Commentary: The good news, if you get a negative result on this test, you can be 99% sure you do not have any of these cancers. The bad news is that this test found only 20.4% of solid tumors, including only 10% of prostate cancers and 23% of breast cancers - both of which are reliably detected early from symptoms and existing techniques. Conducted during COVID, reduced routine screening may have meant that 12 months was too short of a follow-up time. Reliance on volunteers may also have tilted the sample towards patients with symptoms consistent with cancer, who considered this an easier first step in the diagnostic pipeline. Larger clinical trials are underway, but for the time being, the health benefits of pan-cancer screening of an otherwise asymptomatic healthy population remain elusive.
The more they are used the worse they get.
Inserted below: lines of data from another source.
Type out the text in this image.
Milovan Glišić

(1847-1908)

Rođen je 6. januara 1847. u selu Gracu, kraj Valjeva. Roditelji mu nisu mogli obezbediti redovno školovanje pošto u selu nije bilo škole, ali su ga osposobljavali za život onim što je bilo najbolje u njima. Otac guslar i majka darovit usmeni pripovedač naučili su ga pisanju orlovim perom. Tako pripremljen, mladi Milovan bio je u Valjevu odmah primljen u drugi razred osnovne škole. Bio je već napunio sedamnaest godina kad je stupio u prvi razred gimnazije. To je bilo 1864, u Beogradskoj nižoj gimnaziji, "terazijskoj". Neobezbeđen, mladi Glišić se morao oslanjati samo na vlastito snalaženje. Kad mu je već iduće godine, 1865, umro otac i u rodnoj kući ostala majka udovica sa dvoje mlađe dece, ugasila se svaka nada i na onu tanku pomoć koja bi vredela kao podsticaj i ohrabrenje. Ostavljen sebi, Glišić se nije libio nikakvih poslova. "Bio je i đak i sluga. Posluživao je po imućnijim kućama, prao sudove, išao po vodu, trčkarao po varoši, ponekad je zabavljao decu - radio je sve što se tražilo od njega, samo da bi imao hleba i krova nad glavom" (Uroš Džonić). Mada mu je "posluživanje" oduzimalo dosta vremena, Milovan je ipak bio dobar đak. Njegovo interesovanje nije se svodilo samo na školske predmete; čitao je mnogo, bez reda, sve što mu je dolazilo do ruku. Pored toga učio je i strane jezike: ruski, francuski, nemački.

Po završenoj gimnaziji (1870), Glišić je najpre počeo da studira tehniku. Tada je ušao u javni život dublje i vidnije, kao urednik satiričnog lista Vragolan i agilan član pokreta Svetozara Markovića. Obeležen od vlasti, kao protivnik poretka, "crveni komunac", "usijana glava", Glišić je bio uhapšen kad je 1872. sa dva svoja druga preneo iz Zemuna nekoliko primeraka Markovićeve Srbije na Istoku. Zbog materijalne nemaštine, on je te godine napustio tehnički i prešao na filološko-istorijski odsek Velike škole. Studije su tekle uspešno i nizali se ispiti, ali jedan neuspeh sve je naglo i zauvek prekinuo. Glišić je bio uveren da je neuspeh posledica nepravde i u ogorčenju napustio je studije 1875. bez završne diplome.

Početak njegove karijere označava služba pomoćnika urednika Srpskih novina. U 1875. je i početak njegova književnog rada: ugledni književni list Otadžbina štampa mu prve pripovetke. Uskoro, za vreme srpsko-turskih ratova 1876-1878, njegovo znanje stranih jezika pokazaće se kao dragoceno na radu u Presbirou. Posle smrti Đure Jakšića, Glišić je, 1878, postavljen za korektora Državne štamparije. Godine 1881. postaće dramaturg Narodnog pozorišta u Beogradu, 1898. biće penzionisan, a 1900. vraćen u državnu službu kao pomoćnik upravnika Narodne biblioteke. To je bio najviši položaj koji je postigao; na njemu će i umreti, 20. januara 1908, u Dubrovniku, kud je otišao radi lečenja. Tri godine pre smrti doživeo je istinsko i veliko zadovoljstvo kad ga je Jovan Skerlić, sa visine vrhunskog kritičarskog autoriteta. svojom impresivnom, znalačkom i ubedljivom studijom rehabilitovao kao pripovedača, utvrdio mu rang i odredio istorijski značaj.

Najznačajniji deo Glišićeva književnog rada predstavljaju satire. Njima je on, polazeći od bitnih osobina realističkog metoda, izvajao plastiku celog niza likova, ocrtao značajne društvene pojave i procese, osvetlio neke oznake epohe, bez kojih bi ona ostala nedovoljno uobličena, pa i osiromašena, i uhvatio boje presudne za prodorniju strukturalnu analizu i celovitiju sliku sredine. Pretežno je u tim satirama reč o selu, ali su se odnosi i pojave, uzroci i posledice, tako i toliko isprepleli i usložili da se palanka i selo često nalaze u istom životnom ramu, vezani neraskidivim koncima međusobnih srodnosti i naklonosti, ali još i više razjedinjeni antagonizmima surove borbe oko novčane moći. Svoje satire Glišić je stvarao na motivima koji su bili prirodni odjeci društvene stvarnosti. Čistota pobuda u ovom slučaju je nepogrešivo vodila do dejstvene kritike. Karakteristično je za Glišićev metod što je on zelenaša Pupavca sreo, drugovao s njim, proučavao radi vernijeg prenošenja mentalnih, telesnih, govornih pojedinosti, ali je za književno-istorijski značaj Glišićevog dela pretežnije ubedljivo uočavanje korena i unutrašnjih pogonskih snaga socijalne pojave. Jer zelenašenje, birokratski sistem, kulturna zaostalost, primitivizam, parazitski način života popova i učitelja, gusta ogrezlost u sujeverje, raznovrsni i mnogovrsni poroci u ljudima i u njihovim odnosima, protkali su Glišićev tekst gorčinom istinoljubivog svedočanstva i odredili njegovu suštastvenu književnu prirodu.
How to keep clinical predictive AI systems relevant?
All AI models are created by looking in the rearview mirror: What combinations of features were probabilistically associated with outcomes in the past? Once AI systems are deployed, local practice patterns and patient characteristics (both of which are AI inputs) differ from site to site and change over time, requiring updated input/output relationships. Absent updating, AI systems become less and less effective.
A recent paper demonstrates that effective updating is almost impossible to do in practice. Each system interacts with a health record independently in ways that are a black box for the users, driving system-versus-system conflict. The consequence, researchers found, was a fast-growing number of false alarms.
Commentary: AI “data set drift” compounds the difficulty of a perennial diagnostic design issue: There is a natural wish to keep sensitivity high (to not miss any cases), but this inevitably increases false positives. When that happens in the ICU, urgent-care physicians get alarm fatigue, negating the value of the system altogether. AI promises to be a godsend in the clinic one day, but we are not there yet.
Quick Hits
Our focus is diagnostics - COVID and beyond. But this week we are going beyond diagnostics and had to share this. Makers of the 1 Virus Buster Invisible Mask (aka the 1 Virus Buster Card) claimed that wearing their product (a little card you clip to your shirt) gave users an invisible three-foot barrier against 99.99% of all viruses and bacteria. Not surprisingly, the FTC has laid the smack down, and is working to get these people banned from making any more health-related claims without evidence. One defendant has settled with the agency; the other is still fighting.
Thanks Mara- an educational read as ever.
Just a point of clarification on the PATHFINDER study and the GRAIL technology. To be clear to patients, the probability of having cancer simply by entering the study was 1.9%. When the test is negative, that reduces the probability to 1.4%. If I was a patient in the study ( I am over 50 with no symptoms so could be) this wouldn't really reassure me at all.
If I have a positive test my chances of having cancer rise from 1.9% to 38%. Personally, I would be happy with that but on a population level, a large number of people will be told 'their cancer test is positive' causing anxiety and extra tests, even though there is no cancer.
I don't see a role for the GRAIL test in cancer screening and would certainly not invest in the company. They see this as a 'game changer' in cancer screening but it certainly is not that. It may prove to have a role in patients with symptoms suggestive of cancer and studies are ongoing in that field.